So, I got this nice little Ibanez AF-55, sort of a clone of the classic hollow-body Gibson ES-175. Whatever.
The last time I was fooling with the guitar, after I'd given up rock guitar and went into rock/jazz/classical piano, I remembered it being pretty easy to do rootless chords (up to the 13th, but at least to the 9th).
Using, really, just the top three strings. I don't remember how I figured it out, but definitely not "cowboy chords." Just the kinds of simple chords (usually omit the root and the plain fifth, on the principle that it's really the third and the seventh that define a harmony in the context of a full band) that people use to comp in, say, bebop style and after.
I don't have the energy to just blindly pluck around or transcribe random bits from Wes or Grant Green or Jim Hall.
When I Bing or Google, there's just the usual garbage from some self-promoting turds. Difficult to find just a basic syllabus of chords up to the 13th ommitting redundant notes.
Anyone know of a reliable resource for actual rootless voicings on guitar, played on the top strings?
Alternatively, this could be a good chance to actually learn to properly read music at the guitar fretboard.

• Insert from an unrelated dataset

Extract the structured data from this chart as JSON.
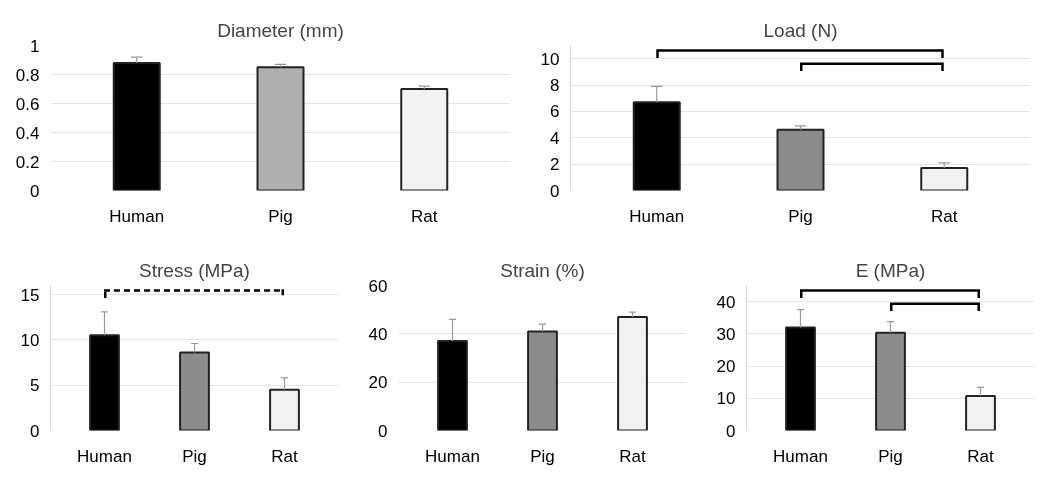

Yeah, yeah, I know about tablature notation, but I'm not going to read tab somebody else made, which probably is inaccurate anyway, and if I make more transcriptions, it'll be in standard notation, like an actual musician.
I can certainly make those voicings conceptually and at the keyboard, and translate it to the fretboard, but I think a little crib or syllabary would help me get some feeling back in the fingers at the fretboard (and the other hand) without it being such a chore.
Making improvised lines, that's not so much a problem for me: I can just sound it out, and that's fun for me.